By Tim Tran, Socialist Party

The policy was announced as part of a tranche of new anti-terrorism laws and is an attempt to push through a proposal that was originally made by the Labor government in 2012.

This mandatory data retention scheme would collect sensitive information such as the two numbers that make a phone call and the location of the parties involved. This would also apply to online interactions meaning the tracking of locations and identity can be made possible without a lawful warrant.

While the government uses terms like “metadata” in an attempt to assure people that the content of the phone conversations, messages, emails and websites won’t be included, the peripheral data collected can still reveal an immense amount about people’s private lives.

Spy agencies already have access to this type of data under existing laws. The new laws however would make it easier for them to access this information with far less oversight. This increases the potential for abuse, leaks and privacy breaches.

The government claims data retention is a necessary tool to “protect national security” against serious crimes and terrorism.

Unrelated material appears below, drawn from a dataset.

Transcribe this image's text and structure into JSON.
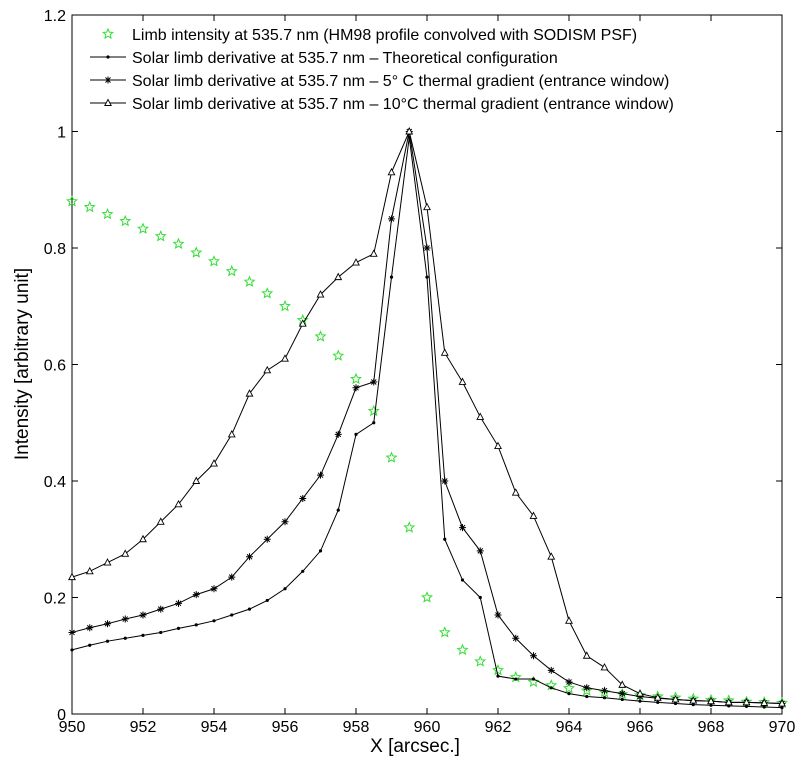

The truth is data retention has already proven to be ineffective in terms of law enforcement in other countries.

The government in Denmark said in June that it will repeal its “session logging”, or data retention, law. Telecommunications operators in Sweden simply stopped collecting the data because it has been unusable to fight crimes. The scheme is also expensive costing millions of dollars to collect and store the data. These costs will inevitably be passed on to consumers from the internet service providers.

Despite all this the Abbott government is pushing ahead with attempts to increase surveillance measures. These measures are not only a major breach of privacy, but they undermine our democratic rights.

While the government has used ‘terrorism’ as a pretext, their real motivation for implementing the laws is the increasing need to keep a check on people as capitalism moves into a more unstable period.

The world economy is fraught with problems. Even here in Australia the government is preparing to implement a series of unpopular budget measures over the decade. They are expecting resistance to those measures and the emergence of political forces that will want to challenge big business dominance.

Increasingly capitalist governments will attempt to rely on a climate of fear, intimidation, and the repression of basic democratic rights to defend their unjust system.

As has been the case with other repressive laws, metadata retention will inevitably be used against all sorts of political activists and organisations. Revelations from whistle-blowers like Edward Snowden, Julian Assange and Glenn Greenwald have shown that these types of ‘security’ programs are primarily used to defend the profit driven system and aid the crackdown on domestic resistance.

Socialists oppose breaches of privacy and the winding back of democratic rights. We explain that as long as capitalism remains in place all sorts of undemocratic measures will be used to preserve it. Only a system based on the interests of the majority would eliminate the need for surveillance and repression.

This is why side by side with defending democratic rights we fight for a democratic socialist society.